Un épisode trivial prend des allures de geste héroïque :
« Un coup de poing il nasarda
Un seul coup de poing dans sa vie
Mais cet uppercut assouvit
Son héroïsme de soldat
Sur la gueule d’un sous-off. »

Le poète regrette les rites funéraires anthropophages de l’Inde :
« Peuples nus et gourmands qui mangiez vos ancêtres
En l’orgie de leur chair savouriez leur force et goûtiez vos craintives tendresses
Je vous envie, j’envie vos cuisines de funérailles
Moi l’enfant des tribus civilisées
Je n’accorde pas à mon père le linceul des épices ni l’appétit de mes dents ni le tombeau de mon ventre
Moi des civilisations
Je jette mon père à manger aux vers à la vermine aux pourritures
Mon père ne se lèvera pas en moi au battement du balafon
Ni son père jamais dévoré ni le père de son père ni notre entier totem d’ancêtres ni dévorés ni debout sur mes jambes vivantes.
Je ne les porterai jamais en mes boyaux comme des enfants de vigueur
Je ne leur donnerai pas mes pieds pour danser ressuscités aux batteries de mon sang dansant »
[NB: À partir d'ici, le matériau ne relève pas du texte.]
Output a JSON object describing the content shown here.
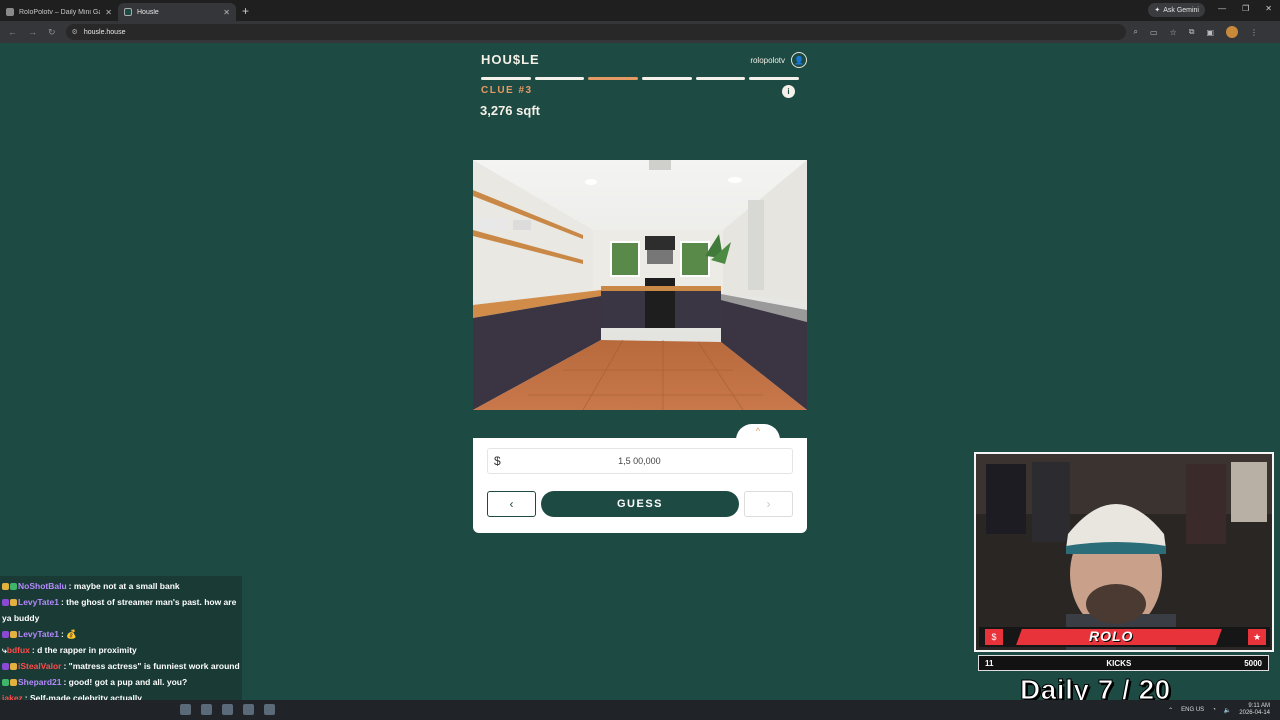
{
  "browser": {
    "tabs": [
      {
        "title": "RoloPolotv – Daily Mini Game |",
        "active": false
      },
      {
        "title": "Housle",
        "active": true
      }
    ],
    "new_tab": "+",
    "ask_gemini": "Ask Gemini",
    "url": "housle.house"
  },
  "game": {
    "logo": "HOU$LE",
    "username": "rolopolotv",
    "progress_total": 6,
    "progress_current_index": 2,
    "clue_title": "CLUE #3",
    "clue_value": "3,276 sqft",
    "currency_symbol": "$",
    "price_value": "1,5 00,000",
    "guess_label": "GUESS",
    "prev_symbol": "‹",
    "next_symbol": "›",
    "collapse_symbol": "^",
    "info_symbol": "i"
  },
  "chat": {
    "messages": [
      {
        "name": "NoShotBalu",
        "name_color": "#b48aff",
        "text": ": maybe not at a small bank"
      },
      {
        "name": "LevyTate1",
        "name_color": "#b48aff",
        "text": ": the ghost of streamer man's past. how are ya buddy"
      },
      {
        "name": "LevyTate1",
        "name_color": "#b48aff",
        "text": ":"
      },
      {
        "name": "bdfux",
        "name_color": "#ff4b4b",
        "text": ": d the rapper in proximity"
      },
      {
        "name": "iStealValor",
        "name_color": "#ff4b4b",
        "text": ": \"matress actress\" is funniest work around"
      },
      {
        "name": "Shepard21",
        "name_color": "#b48aff",
        "text": ": good! got a pup and all. you?"
      },
      {
        "name": "jakez",
        "name_color": "#ff4b4b",
        "text": ": Self-made celebrity actually"
      }
    ]
  },
  "overlay": {
    "brand": "ROLO",
    "stat_left": "11",
    "stat_label": "KICKS",
    "stat_right": "5000",
    "daily_text": "Daily  7 / 20"
  },
  "taskbar": {
    "time": "9:11 AM",
    "date": "2026-04-14",
    "lang": "ENG US"
  }
}
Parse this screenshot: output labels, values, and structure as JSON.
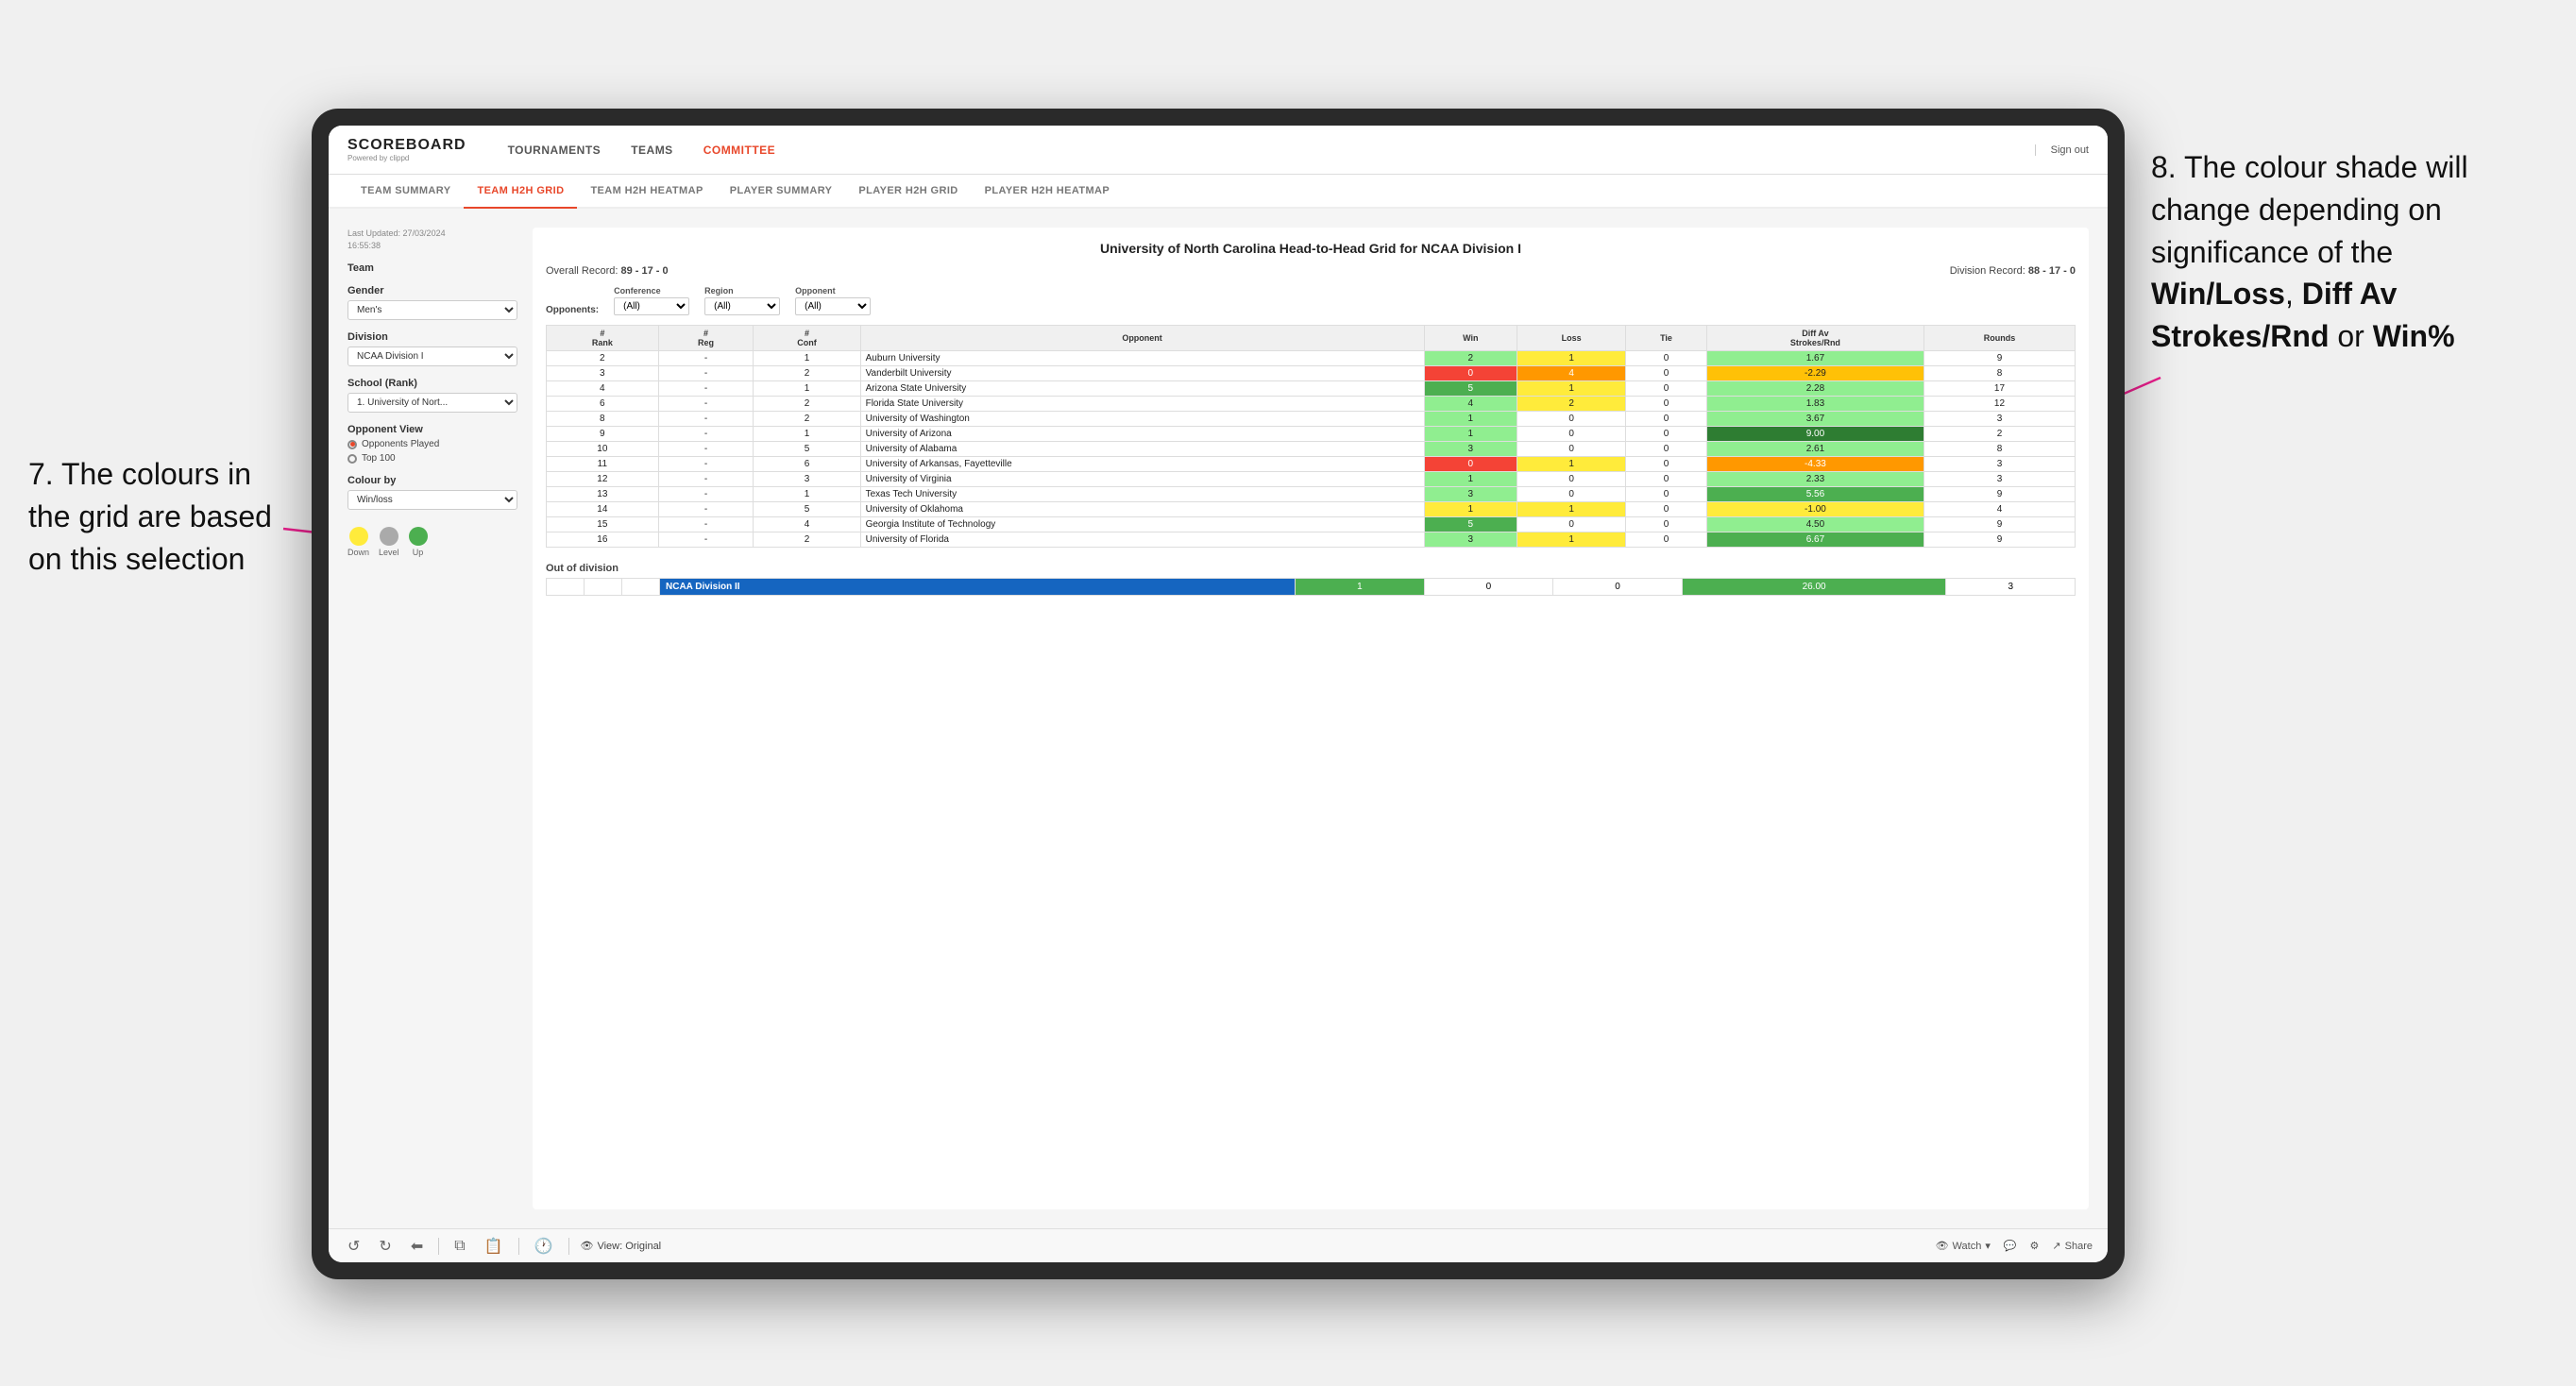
{
  "annotations": {
    "left_number": "7.",
    "left_text": "The colours in the grid are based on this selection",
    "right_number": "8.",
    "right_text": "The colour shade will change depending on significance of the",
    "right_bold1": "Win/Loss",
    "right_sep1": ", ",
    "right_bold2": "Diff Av Strokes/Rnd",
    "right_sep2": " or ",
    "right_bold3": "Win%"
  },
  "nav": {
    "logo": "SCOREBOARD",
    "logo_sub": "Powered by clippd",
    "links": [
      "TOURNAMENTS",
      "TEAMS",
      "COMMITTEE"
    ],
    "sign_out": "Sign out"
  },
  "sub_nav": {
    "items": [
      "TEAM SUMMARY",
      "TEAM H2H GRID",
      "TEAM H2H HEATMAP",
      "PLAYER SUMMARY",
      "PLAYER H2H GRID",
      "PLAYER H2H HEATMAP"
    ],
    "active": "TEAM H2H GRID"
  },
  "sidebar": {
    "last_updated_label": "Last Updated: 27/03/2024",
    "last_updated_time": "16:55:38",
    "team_label": "Team",
    "gender_label": "Gender",
    "gender_value": "Men's",
    "division_label": "Division",
    "division_value": "NCAA Division I",
    "school_label": "School (Rank)",
    "school_value": "1. University of Nort...",
    "opponent_view_label": "Opponent View",
    "opponent_played": "Opponents Played",
    "opponent_top100": "Top 100",
    "colour_by_label": "Colour by",
    "colour_by_value": "Win/loss",
    "legend": {
      "down": "Down",
      "level": "Level",
      "up": "Up"
    }
  },
  "grid": {
    "title": "University of North Carolina Head-to-Head Grid for NCAA Division I",
    "overall_record_label": "Overall Record:",
    "overall_record_value": "89 - 17 - 0",
    "division_record_label": "Division Record:",
    "division_record_value": "88 - 17 - 0",
    "filters": {
      "opponents_label": "Opponents:",
      "conference_label": "Conference",
      "conference_value": "(All)",
      "region_label": "Region",
      "region_value": "(All)",
      "opponent_label": "Opponent",
      "opponent_value": "(All)"
    },
    "table_headers": [
      "#\nRank",
      "#\nReg",
      "#\nConf",
      "Opponent",
      "Win",
      "Loss",
      "Tie",
      "Diff Av\nStrokes/Rnd",
      "Rounds"
    ],
    "rows": [
      {
        "rank": "2",
        "reg": "-",
        "conf": "1",
        "opponent": "Auburn University",
        "win": "2",
        "loss": "1",
        "tie": "0",
        "diff": "1.67",
        "rounds": "9",
        "win_color": "green_light",
        "loss_color": "yellow",
        "diff_color": "green_light"
      },
      {
        "rank": "3",
        "reg": "-",
        "conf": "2",
        "opponent": "Vanderbilt University",
        "win": "0",
        "loss": "4",
        "tie": "0",
        "diff": "-2.29",
        "rounds": "8",
        "win_color": "red",
        "loss_color": "orange",
        "diff_color": "yellow_orange"
      },
      {
        "rank": "4",
        "reg": "-",
        "conf": "1",
        "opponent": "Arizona State University",
        "win": "5",
        "loss": "1",
        "tie": "0",
        "diff": "2.28",
        "rounds": "17",
        "win_color": "green_mid",
        "loss_color": "yellow",
        "diff_color": "green_light"
      },
      {
        "rank": "6",
        "reg": "-",
        "conf": "2",
        "opponent": "Florida State University",
        "win": "4",
        "loss": "2",
        "tie": "0",
        "diff": "1.83",
        "rounds": "12",
        "win_color": "green_light",
        "loss_color": "yellow",
        "diff_color": "green_light"
      },
      {
        "rank": "8",
        "reg": "-",
        "conf": "2",
        "opponent": "University of Washington",
        "win": "1",
        "loss": "0",
        "tie": "0",
        "diff": "3.67",
        "rounds": "3",
        "win_color": "green_light",
        "loss_color": "white",
        "diff_color": "green_light"
      },
      {
        "rank": "9",
        "reg": "-",
        "conf": "1",
        "opponent": "University of Arizona",
        "win": "1",
        "loss": "0",
        "tie": "0",
        "diff": "9.00",
        "rounds": "2",
        "win_color": "green_light",
        "loss_color": "white",
        "diff_color": "green_dark"
      },
      {
        "rank": "10",
        "reg": "-",
        "conf": "5",
        "opponent": "University of Alabama",
        "win": "3",
        "loss": "0",
        "tie": "0",
        "diff": "2.61",
        "rounds": "8",
        "win_color": "green_light",
        "loss_color": "white",
        "diff_color": "green_light"
      },
      {
        "rank": "11",
        "reg": "-",
        "conf": "6",
        "opponent": "University of Arkansas, Fayetteville",
        "win": "0",
        "loss": "1",
        "tie": "0",
        "diff": "-4.33",
        "rounds": "3",
        "win_color": "red",
        "loss_color": "yellow",
        "diff_color": "orange"
      },
      {
        "rank": "12",
        "reg": "-",
        "conf": "3",
        "opponent": "University of Virginia",
        "win": "1",
        "loss": "0",
        "tie": "0",
        "diff": "2.33",
        "rounds": "3",
        "win_color": "green_light",
        "loss_color": "white",
        "diff_color": "green_light"
      },
      {
        "rank": "13",
        "reg": "-",
        "conf": "1",
        "opponent": "Texas Tech University",
        "win": "3",
        "loss": "0",
        "tie": "0",
        "diff": "5.56",
        "rounds": "9",
        "win_color": "green_light",
        "loss_color": "white",
        "diff_color": "green_mid"
      },
      {
        "rank": "14",
        "reg": "-",
        "conf": "5",
        "opponent": "University of Oklahoma",
        "win": "1",
        "loss": "1",
        "tie": "0",
        "diff": "-1.00",
        "rounds": "4",
        "win_color": "yellow",
        "loss_color": "yellow",
        "diff_color": "yellow"
      },
      {
        "rank": "15",
        "reg": "-",
        "conf": "4",
        "opponent": "Georgia Institute of Technology",
        "win": "5",
        "loss": "0",
        "tie": "0",
        "diff": "4.50",
        "rounds": "9",
        "win_color": "green_mid",
        "loss_color": "white",
        "diff_color": "green_light"
      },
      {
        "rank": "16",
        "reg": "-",
        "conf": "2",
        "opponent": "University of Florida",
        "win": "3",
        "loss": "1",
        "tie": "0",
        "diff": "6.67",
        "rounds": "9",
        "win_color": "green_light",
        "loss_color": "yellow",
        "diff_color": "green_mid"
      }
    ],
    "out_of_division_label": "Out of division",
    "out_of_division_row": {
      "label": "NCAA Division II",
      "win": "1",
      "loss": "0",
      "tie": "0",
      "diff": "26.00",
      "rounds": "3"
    }
  },
  "toolbar": {
    "view_label": "View: Original",
    "watch_label": "Watch",
    "share_label": "Share"
  },
  "colors": {
    "accent": "#e8472a",
    "green_light": "#90ee90",
    "green_mid": "#4caf50",
    "green_dark": "#2e7d32",
    "yellow": "#ffeb3b",
    "yellow_orange": "#ffc107",
    "orange": "#ff9800",
    "red": "#f44336",
    "blue_label": "#1565c0"
  }
}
La Forêt d’émeraude, John Boorman, 1985.

À ce cannibalisme funéraire fait écho une scène clé du film de John Boorman, La Forêt d’émeraude. Décimés par une razzia de la tribu des Féroces, ce qu’il reste des Invisibles, menés par Tomme, alias Tommy, le fils de l’ingénieur, incinèrent leurs morts sur un bûcher semblable à ceux du Gange, puis déterrent une urne en bois anthropomorphe, contenant des cendres de leurs ancêtres depuis la nuit des temps (photo ci-dessus). Ils y ajoutent une poignée des cendres des morts du jour, puis prélèvent une poignée de l’urne, la mélangent à une boisson dans un bol de bois, et chaque membre du cercle des guerriers en avale une gorgée, avant de repartir au combat. Réécriture de La Prisonnière du désert de John Ford, ce film, avec cette scène, rétablit le chaînon manquant entre les trois peuples différents qu’on appelle « Indiens » par le monde. Voir la fiche pédagogique sur le site Transmettre le cinéma. Le déterrement des morts ainsi que le thème de la construction d’un barrage en opposition à un mode de vie primitif fait écho à Délivrance (1972).

Il termine sur ses « propres enfants », qui ne seront jamais ses « tombeaux pleins de rires ». Le petit-fils Pierre, distingué par le grand-père, permet une fin en rime masculine sur une féminine :
« Dont les joues gonflées perpétuent
Le souffle ouvrier qui s’est tu. »

En 2019, Robert Vigneau publie Calendriers, recueil de 30 poèmes de 12 quatrains qu’il avait pris l’habitude d’envoyer à ses relations pour la nouvelle année. Le dernier de ces Calendriers revient, au quatrain du mois d’août, sur les funérailles du père :
« J’ai regretté de n’avoir pas
mangé mon père en funérailles
Déméritais-je ce repas
qui m’aurait offert ses entrailles ?
Voir un autre extrait des Calendriers dans cet article.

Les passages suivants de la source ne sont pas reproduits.